福住仁嶺は徳島県出身、1997年1月生まれの21歳福住仁嶺は徳島県出身、1997年1月生まれの21歳 開幕を前に、3月にはポール・リカール(フランス)とバーレーンでそれぞれ3日間のテストが行なわれた。だが、FIA F2が新車を導入したこともあって各チームの準備状況には差があり、はっきりとした勢力図は見えてきていない。

「クルマは去年のF2とは全然違って、走っていて重たい感じがします。走っていて乗り心地は悪くないし、コーナーも去年と比べて遅いわけではないんですけど、動きがダラッとしている感じがあるんです。予選シミュレーションでも去年のクルマより2~3秒遅かったし。エンジントラブルが出たせいか、気温が高かったせいか、バーレーンではストレートがとにかく遅いんです。走っていて『GP3に乗ってるのか』と思うくらいパワー感がありませんでしたから」(福住)

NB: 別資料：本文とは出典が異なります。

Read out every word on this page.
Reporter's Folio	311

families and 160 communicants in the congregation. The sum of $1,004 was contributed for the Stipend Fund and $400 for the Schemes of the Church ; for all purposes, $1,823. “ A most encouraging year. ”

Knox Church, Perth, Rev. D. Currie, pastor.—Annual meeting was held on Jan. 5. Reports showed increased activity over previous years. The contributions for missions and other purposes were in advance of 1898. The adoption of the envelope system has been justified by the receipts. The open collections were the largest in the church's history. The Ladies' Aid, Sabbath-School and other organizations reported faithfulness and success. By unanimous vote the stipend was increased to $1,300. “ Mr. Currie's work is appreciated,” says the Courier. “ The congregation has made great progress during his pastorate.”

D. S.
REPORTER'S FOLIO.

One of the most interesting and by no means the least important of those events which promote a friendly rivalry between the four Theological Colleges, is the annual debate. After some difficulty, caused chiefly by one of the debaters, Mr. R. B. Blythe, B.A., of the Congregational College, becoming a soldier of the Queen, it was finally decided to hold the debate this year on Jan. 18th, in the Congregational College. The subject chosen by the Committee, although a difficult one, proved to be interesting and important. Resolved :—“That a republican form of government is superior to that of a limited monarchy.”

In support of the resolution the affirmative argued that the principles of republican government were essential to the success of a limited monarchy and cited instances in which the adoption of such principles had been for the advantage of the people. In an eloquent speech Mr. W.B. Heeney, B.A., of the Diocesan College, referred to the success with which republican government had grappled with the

「クルマが重たくなって、キビキビしていなくて、去年のクルマのほうが動きが軽快だったし、走っていて楽しいのは去年のクルマでしたね。ポール・リカールでトラブルが出たことと、ここが暑いこともあってかエンジンのパワーを抑えているみたいで、去年のアブダビでF2に乗ったときのような『おおっ!』っていう感覚がないんです。加速のトルク感もないし、ターボラグも大きい。F3とは全然違うクルマです」(牧野)

 日本のスーパーフォーミュラ(SF)にも参戦する福住は、それぞれのクルマに対する適応力も問われることになる。両者ではかなり特性が異なると、福住は語る。

「SFとは全然違います。F2はブレーキをギリギリまで我慢してしっかり止めて、なるべくコーナリングしないですぐに向きを変えて、出口でいかにうまく加速していくかという走らせ方。SFはブレーキングの踏力が弱くて、高いボトムスピードをキープして曲がっていく走らせ方。